By 1835, Moreau had organized a group of young and energetic “auxiliary priests” whose mission was to travel the diocese, assisting in educational and spiritual growth programs at parishes. That same year, Bishop Jean-Baptiste Bouvier asked him to oversee the Brothers of St. Joseph, a group of educators founded by Rev. Jacques-François Dujarié. Two years later on March 1, 1837, Fr. Moreau merged the priests and brothers and the association took its name from the small French town outside of Le Mans from which it was based, Sainte-Croix. The new order’s name became Congregatio a Sancta Cruce (hence the initials C.S.C.), which literally means “Congregation of Holy Cross.” 

The Cross soon became an integral part of his community’s spirituality. The motto of the congregation is Ave Crux, Spes Unica, which means “Hail the Cross, Our Only Hope” — calling on the community to “learn how even the Cross can be borne as a gift.” 

Blessed Moreau’s vision was to complete and maximize the spiritual vigor of this association — to give it “one heart, one soul” — by modeling it after the Holy Family and bringing into it a group of sisters who would also be involved in education and evangelization. 

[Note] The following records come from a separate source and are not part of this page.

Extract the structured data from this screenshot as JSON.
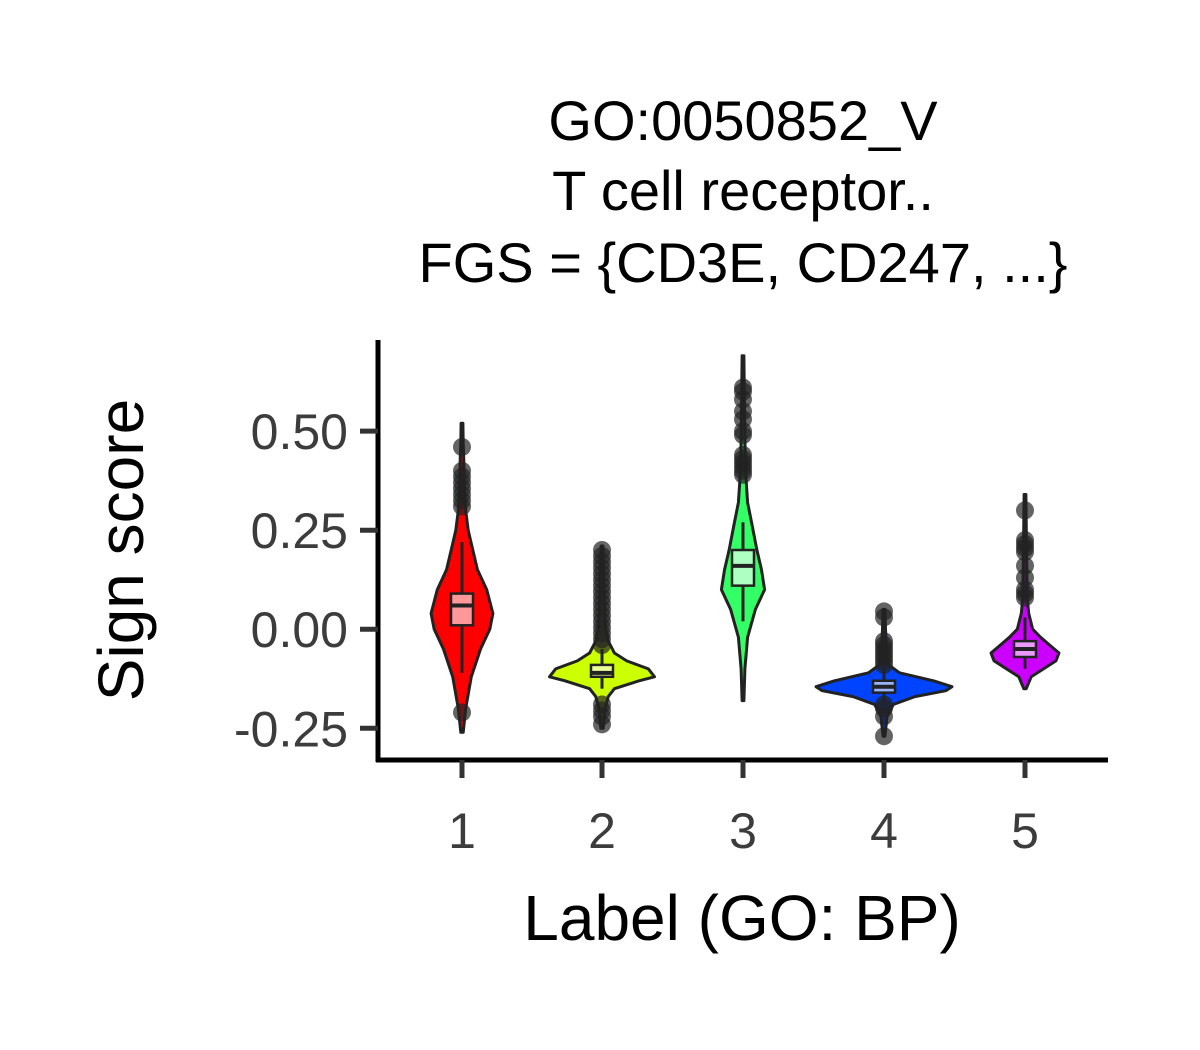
{
  "chart_data": {
    "type": "violin",
    "title": [
      "GO:0050852_V",
      "T cell receptor..",
      "FGS = {CD3E, CD247, ...}"
    ],
    "xlabel": "Label (GO: BP)",
    "ylabel": "Sign score",
    "ylim": [
      -0.33,
      0.73
    ],
    "yticks": [
      -0.25,
      0.0,
      0.25,
      0.5
    ],
    "ytick_labels": [
      "-0.25",
      "0.00",
      "0.25",
      "0.50"
    ],
    "categories": [
      "1",
      "2",
      "3",
      "4",
      "5"
    ],
    "grid": false,
    "legend": "none",
    "series": [
      {
        "category": "1",
        "fill": "#ff0000",
        "box_fill": "#ff9999",
        "min": -0.26,
        "max": 0.52,
        "q1": 0.01,
        "median": 0.06,
        "q3": 0.09,
        "whisker_low": -0.11,
        "whisker_high": 0.22,
        "density": [
          [
            -0.26,
            0.004
          ],
          [
            -0.2,
            0.012
          ],
          [
            -0.12,
            0.03
          ],
          [
            -0.05,
            0.06
          ],
          [
            0.0,
            0.09
          ],
          [
            0.04,
            0.1
          ],
          [
            0.1,
            0.08
          ],
          [
            0.15,
            0.05
          ],
          [
            0.2,
            0.035
          ],
          [
            0.25,
            0.02
          ],
          [
            0.3,
            0.012
          ],
          [
            0.36,
            0.007
          ],
          [
            0.42,
            0.006
          ],
          [
            0.47,
            0.004
          ],
          [
            0.52,
            0.003
          ]
        ],
        "outliers": [
          0.46,
          0.4,
          0.385,
          0.37,
          0.355,
          0.34,
          0.325,
          0.31,
          -0.21
        ]
      },
      {
        "category": "2",
        "fill": "#ccff00",
        "box_fill": "#ebff99",
        "min": -0.25,
        "max": 0.21,
        "q1": -0.12,
        "median": -0.11,
        "q3": -0.09,
        "whisker_low": -0.15,
        "whisker_high": -0.05,
        "density": [
          [
            -0.25,
            0.004
          ],
          [
            -0.2,
            0.01
          ],
          [
            -0.17,
            0.02
          ],
          [
            -0.15,
            0.04
          ],
          [
            -0.13,
            0.12
          ],
          [
            -0.12,
            0.17
          ],
          [
            -0.1,
            0.15
          ],
          [
            -0.08,
            0.08
          ],
          [
            -0.06,
            0.04
          ],
          [
            -0.03,
            0.02
          ],
          [
            0.0,
            0.012
          ],
          [
            0.05,
            0.008
          ],
          [
            0.1,
            0.006
          ],
          [
            0.15,
            0.005
          ],
          [
            0.21,
            0.003
          ]
        ],
        "outliers": [
          0.2,
          0.185,
          0.17,
          0.155,
          0.14,
          0.125,
          0.11,
          0.095,
          0.08,
          0.065,
          0.05,
          0.035,
          0.02,
          0.005,
          -0.01,
          -0.025,
          -0.04,
          -0.19,
          -0.205,
          -0.22,
          -0.24
        ]
      },
      {
        "category": "3",
        "fill": "#33ff66",
        "box_fill": "#adffc2",
        "min": -0.18,
        "max": 0.69,
        "q1": 0.11,
        "median": 0.16,
        "q3": 0.2,
        "whisker_low": 0.02,
        "whisker_high": 0.27,
        "density": [
          [
            -0.18,
            0.003
          ],
          [
            -0.1,
            0.006
          ],
          [
            -0.02,
            0.015
          ],
          [
            0.05,
            0.04
          ],
          [
            0.1,
            0.07
          ],
          [
            0.15,
            0.06
          ],
          [
            0.2,
            0.045
          ],
          [
            0.26,
            0.03
          ],
          [
            0.32,
            0.015
          ],
          [
            0.4,
            0.008
          ],
          [
            0.48,
            0.006
          ],
          [
            0.55,
            0.005
          ],
          [
            0.62,
            0.004
          ],
          [
            0.69,
            0.003
          ]
        ],
        "outliers": [
          0.61,
          0.6,
          0.58,
          0.55,
          0.53,
          0.5,
          0.49,
          0.44,
          0.43,
          0.42,
          0.41,
          0.4,
          0.39
        ]
      },
      {
        "category": "4",
        "fill": "#0044ff",
        "box_fill": "#99b4ff",
        "min": -0.27,
        "max": 0.05,
        "q1": -0.16,
        "median": -0.145,
        "q3": -0.13,
        "whisker_low": -0.18,
        "whisker_high": -0.1,
        "density": [
          [
            -0.27,
            0.003
          ],
          [
            -0.22,
            0.01
          ],
          [
            -0.19,
            0.03
          ],
          [
            -0.17,
            0.1
          ],
          [
            -0.155,
            0.2
          ],
          [
            -0.145,
            0.22
          ],
          [
            -0.13,
            0.16
          ],
          [
            -0.11,
            0.05
          ],
          [
            -0.09,
            0.015
          ],
          [
            -0.05,
            0.008
          ],
          [
            0.0,
            0.005
          ],
          [
            0.05,
            0.003
          ]
        ],
        "outliers": [
          0.045,
          0.03,
          -0.03,
          -0.04,
          -0.05,
          -0.06,
          -0.07,
          -0.08,
          -0.09,
          -0.19,
          -0.2,
          -0.22,
          -0.27
        ]
      },
      {
        "category": "5",
        "fill": "#cc00ff",
        "box_fill": "#ea99ff",
        "min": -0.15,
        "max": 0.34,
        "q1": -0.07,
        "median": -0.05,
        "q3": -0.03,
        "whisker_low": -0.1,
        "whisker_high": 0.03,
        "density": [
          [
            -0.15,
            0.004
          ],
          [
            -0.12,
            0.02
          ],
          [
            -0.1,
            0.06
          ],
          [
            -0.08,
            0.1
          ],
          [
            -0.06,
            0.11
          ],
          [
            -0.04,
            0.08
          ],
          [
            -0.02,
            0.05
          ],
          [
            0.0,
            0.025
          ],
          [
            0.04,
            0.012
          ],
          [
            0.08,
            0.007
          ],
          [
            0.14,
            0.006
          ],
          [
            0.2,
            0.005
          ],
          [
            0.27,
            0.004
          ],
          [
            0.34,
            0.003
          ]
        ],
        "outliers": [
          0.3,
          0.225,
          0.215,
          0.205,
          0.195,
          0.16,
          0.13,
          0.1,
          0.09,
          0.08
        ]
      }
    ]
  }
}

Reflecting his association’s zeal to make God known, loved and served, Moreau started sending members to other countries, including Algeria, Canada, Bangladesh and the United States. He sent seven young men — six brothers and Rev. Edward Sorin — to the United States, where in 1842, they founded the University of Notre Dame. In 1857, the Holy See officially declared Moreau’s group to be a religious congregation and the Congregation of Holy Cross was born.